15. Meredith #3

“Where’s Richard?” June cuts in, scanning the room like she expects him to appear.

“He was working,” Eleanor says, glancing around. “He was…right here. He must’ve stepped out.”

“I’ll find him.” June’s already on her way out the door.

“Let’s get your hands under the faucet.” I help her to her feet and guide her to the sink. She flinches as the cold water hits her skin, so I turn to my youngest sister and ask, “Soph, can you find the first aid kit?”

Sophie hovers, clearly rattled, then quietly steps back and disappears down the hall.

“Did the pan slip?” I turn my attention back to my mother.

“No, I just…” Eleanor exhales. “Mer, I was being clumsy. No need to make a fuss.”

“What do you mean?”

“I forgot my oven gloves,” she says, like that explains everything.

“You…” I breathe in, steadying myself. “You pulled a hot pan out of the oven with your bare hands.”

“I wasn’t paying attention. Don’t tell the others. They’ll think I’ve lost it.” She tries to smile, but it falters.

That uncomfortable wave washes over me again, telling me something isn’t right. “Mom.”

“I’m fine, Meredith. Really.”

I swallow hard, pushing down the tight knot in my throat. “Okay.”

The water runs between us, steam curling into the air. Then she glances at me again, sheepish. “I’m just sorry about the pie.”

“Eleanor?” Richard promptly enters the room with June right on his heels, who has one hand on his shoulder as if to hold him back from sprinting toward his wife.

“I’m fine, Richard, really,” Mom tries.

But then Richard is there, shouldering me to one side to take a look at the damage for himself.

I step aside, fighting the urge to run while being unable to look away.

It’s a cruel, uncanny valley sort of thing, the way my mother looks up at Richard like that.

How his face softens in a way he only seems capable of doing when Eleanor is around.

It feels like I’m intruding on something private, like I’m watching something I was never meant to see because it was never supposed to happen.

In another reality, another man kisses my mother’s fingers tenderly, and it doesn’t make me feel sick to my stomach.

A glance at June’s grimace makes me feel less isolated in my thoughts.

“Found it!” Sophie bursts in, thankfully breaking the moment with a flailing of the first aid kit.

“Keep running your hands under the faucet,” Richard instructs my mother, ignoring Sophie completely.

Mom shakes her head. “It doesn’t hurt anymore.”

“Eleanor.”

I bristle at his tone, and June shudders at it.

“Where were you, Richard?” June squares her shoulders, and suddenly, everyone knows she’s gearing up for a fight. “She could have been seriously hurt.”

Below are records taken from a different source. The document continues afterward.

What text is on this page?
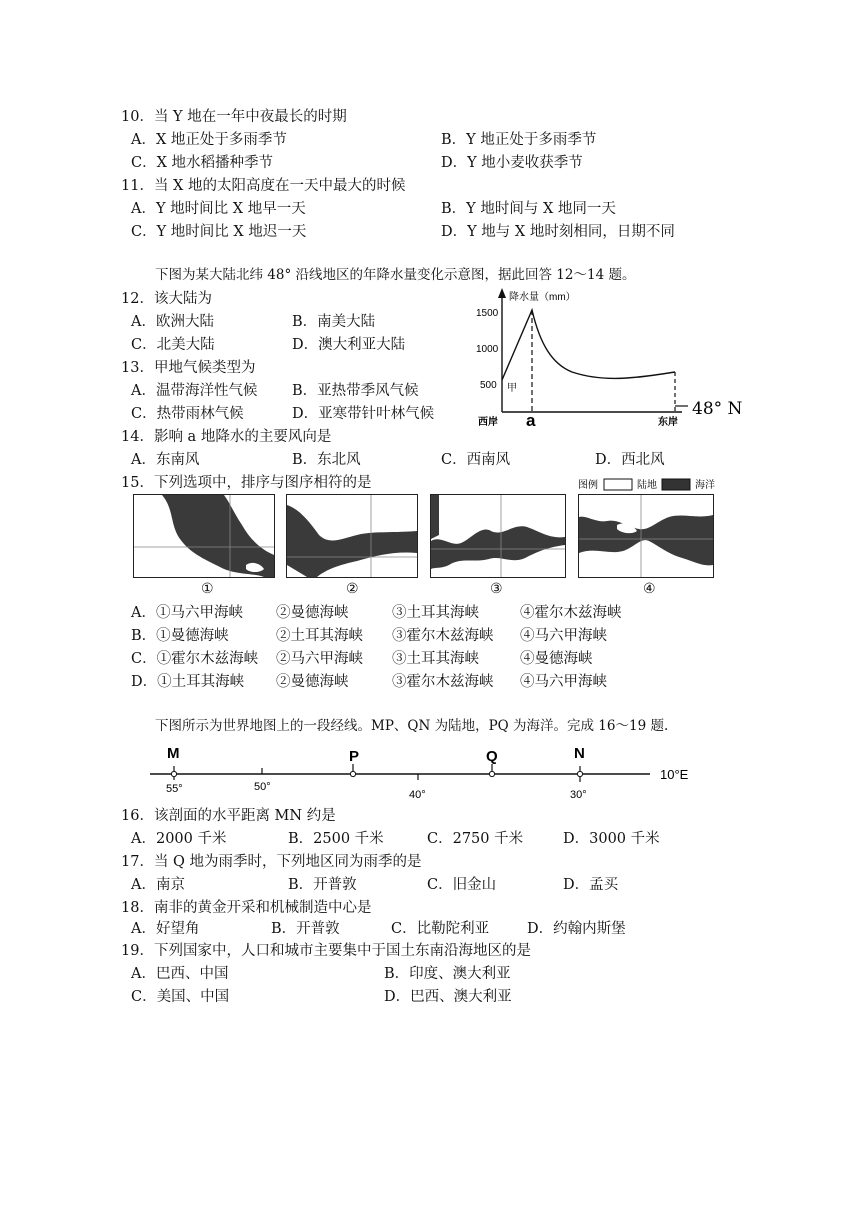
10．当 Y 地在一年中夜最长的时期
A．X 地正处于多雨季节	B．Y 地正处于多雨季节
C．X 地水稻播种季节	D．Y 地小麦收获季节
11．当 X 地的太阳高度在一天中最大的时候
A．Y 地时间比 X 地早一天	B．Y 地时间与 X 地同一天
C．Y 地时间比 X 地迟一天	D．Y 地与 X 地时刻相同，日期不同
下图为某大陆北纬 48° 沿线地区的年降水量变化示意图，据此回答 12～14 题。
12．该大陆为
A．欧洲大陆	B．南美大陆
C．北美大陆	D．澳大利亚大陆
13．甲地气候类型为
A．温带海洋性气候 B．亚热带季风气候
C．热带雨林气候	D．亚寒带针叶林气候
14．影响 a 地降水的主要风向是
A．东南风	B．东北风	C．西南风	D．西北风
降水量（mm）
1500
1000
500 甲
西岸 a	东岸
48° N
15．下列选项中，排序与图序相符的是	图例	陆地	海洋
①	②	③	④
A．①马六甲海峡 ②曼德海峡	③土耳其海峡	④霍尔木兹海峡
B．①曼德海峡	②土耳其海峡 ③霍尔木兹海峡 ④马六甲海峡
C．①霍尔木兹海峡 ②马六甲海峡 ③土耳其海峡	④曼德海峡
D．①土耳其海峡 ②曼德海峡	③霍尔木兹海峡 ④马六甲海峡
下图所示为世界地图上的一段经线。MP、QN 为陆地，PQ 为海洋。完成 16～19 题.
M
55°	50°
P
40°
Q	N
30°
10°E
16．该剖面的水平距离 MN 约是
A．2000 千米	B．2500 千米	C．2750 千米	D．3000 千米
17．当 Q 地为雨季时，下列地区同为雨季的是
A．南京	B．开普敦	C．旧金山	D．孟买
18．南非的黄金开采和机械制造中心是
A．好望角	B．开普敦	C．比勒陀利亚	D．约翰内斯堡
19．下列国家中，人口和城市主要集中于国土东南沿海地区的是
A．巴西、中国	B．印度、澳大利亚
C．美国、中国	D．巴西、澳大利亚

“I had to take a call,” Richard seethes back.

But it’s Eleanor who speaks up before June can get a word in. “I don’t need babysitting in my own kitchen, June. It’s not his fault.”

“Eleanor, please.” Richard raises a hand to gesture for her silence. “You shouldn’t have been cooking alone.”

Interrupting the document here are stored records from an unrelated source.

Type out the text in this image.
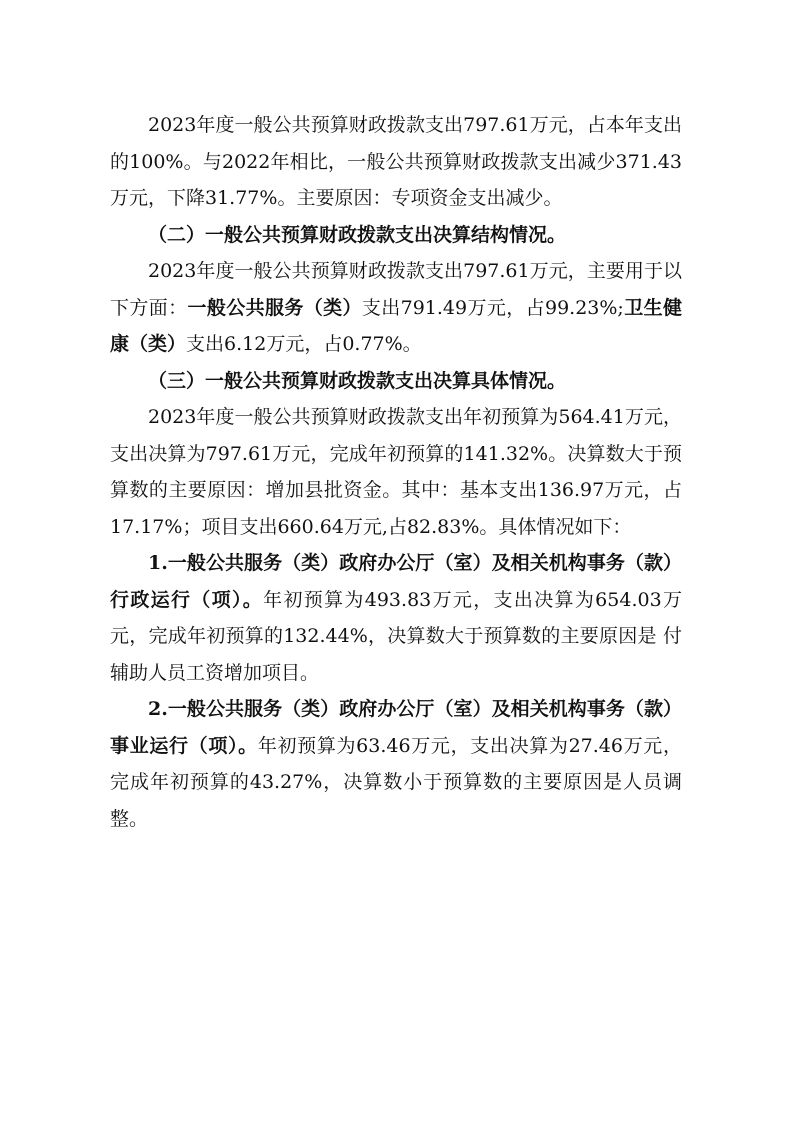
2023年度一般公共预算财政拨款支出797.61万元，占本年支出的100%。与2022年相比，一般公共预算财政拨款支出减少371.43万元，下降31.77%。主要原因：专项资金支出减少。

（二）一般公共预算财政拨款支出决算结构情况。

2023年度一般公共预算财政拨款支出797.61万元，主要用于以下方面：一般公共服务（类）支出791.49万元，占99.23%;卫生健康（类）支出6.12万元，占0.77%。

（三）一般公共预算财政拨款支出决算具体情况。

2023年度一般公共预算财政拨款支出年初预算为564.41万元，支出决算为797.61万元，完成年初预算的141.32%。决算数大于预算数的主要原因：增加县批资金。其中：基本支出136.97万元，占17.17%；项目支出660.64万元,占82.83%。具体情况如下：

1.一般公共服务（类）政府办公厅（室）及相关机构事务（款）行政运行（项）。年初预算为493.83万元，支出决算为654.03万元，完成年初预算的132.44%，决算数大于预算数的主要原因是 付辅助人员工资增加项目。

2.一般公共服务（类）政府办公厅（室）及相关机构事务（款）事业运行（项）。年初预算为63.46万元，支出决算为27.46万元，完成年初预算的43.27%，决算数小于预算数的主要原因是人员调整。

“And where do you get off telling her what she can and can’t do?” June says as if she weren’t arguing a double standard. But to be fair, his gesture was infuriatingly rude.

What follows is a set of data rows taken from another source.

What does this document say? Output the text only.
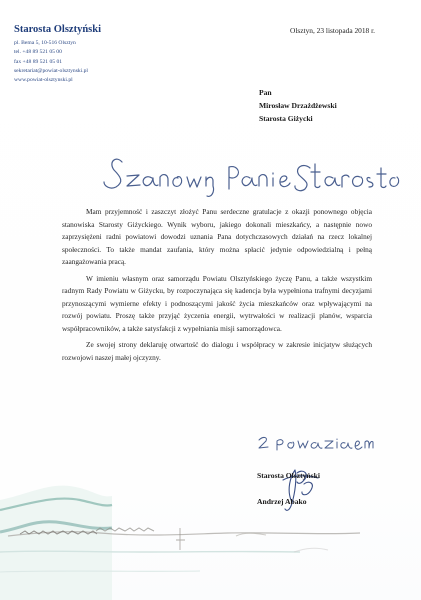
Starosta Olsztyński
pl. Bema 5, 10-516 Olsztyn
tel. +48 89 521 05 00
fax +48 89 521 05 01
sekretariat@powiat-olsztynski.pl
www.powiat-olsztynski.pl
Olsztyn, 23 listopada 2018 r.
Pan
Mirosław Drzażdżewski
Starosta Giżycki

Mam przyjemność i zaszczyt złożyć Panu serdeczne gratulacje z okazji ponownego objęcia stanowiska Starosty Giżyckiego. Wynik wyboru, jakiego dokonali mieszkańcy, a następnie nowo zaprzysiężeni radni powiatowi dowodzi uznania Pana dotychczasowych działań na rzecz lokalnej społeczności. To także mandat zaufania, który można spłacić jedynie odpowiedzialną i pełną zaangażowania pracą.

W imieniu własnym oraz samorządu Powiatu Olsztyńskiego życzę Panu, a także wszystkim radnym Rady Powiatu w Giżycku, by rozpoczynająca się kadencja była wypełniona trafnymi decyzjami przynoszącymi wymierne efekty i podnoszącymi jakość życia mieszkańców oraz wpływającymi na rozwój powiatu. Proszę także przyjąć życzenia energii, wytrwałości w realizacji planów, wsparcia współpracowników, a także satysfakcji z wypełniania misji samorządowca.

Ze swojej strony deklaruję otwartość do dialogu i współpracy w zakresie inicjatyw służących rozwojowi naszej małej ojczyzny.

Starosta Olsztyński
Andrzej Abako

“I get off, as you so crudely put it, on keeping your mother safe,” he snaps. “If she hadn’t been trying to keep up with all your fanciful antics, this never would have happened.”

June’s face reddens. “Don’t talk about her as if she’s not standing right next to you!”

Knowing better than anyone how to read the writing on the wall, I step into June’s warpath. “Let’s just go. Richard has it handled, clearly.”

It takes a moment for her to tear her eyes from her target and meet mine. They scan my face as if searching for something. Mom’s hazel color to Dad’s deep, dark brown. And there, lying within the reminder of our parentage, is the source of her anger.

The letter. The betrayal of it. The secret of it.

Richard is an easy antagonist because he’s never been anything else.

But today, there’s something else we’re fighting, and it’s not here in this room.

We can’t share it now, in front of our wounded mother or the man who will take credit for reaching the conclusion first. We certainly can’t say it in front of Sophie, who clings to the first aid kit like a lifeline while her eyes dart frantically between us all.

This is something we need to carry alone. The two of us. If only for a little longer.

Because the truth is, if I say it out loud, I’m not sure what will happen. I’m not sure if I’ll recover. I just need more time—and for June not to punch Richard in the face, because she needs time, too.

“Let’s go,” I say again, but this time, it’s a plea.

I’m not sure what June reads in my expression, but after a moment’s hesitation, she nods. “I need to make sure we have ice for tomorrow anyway,” she mutters before glancing over at Mom. “Don’t worry about the pie. We’ll manage.”

“I’m sorry, baby.”

And as we leave, taking a silent Sophie along with us, it strikes me that my mother could be apologizing for more than just the baking.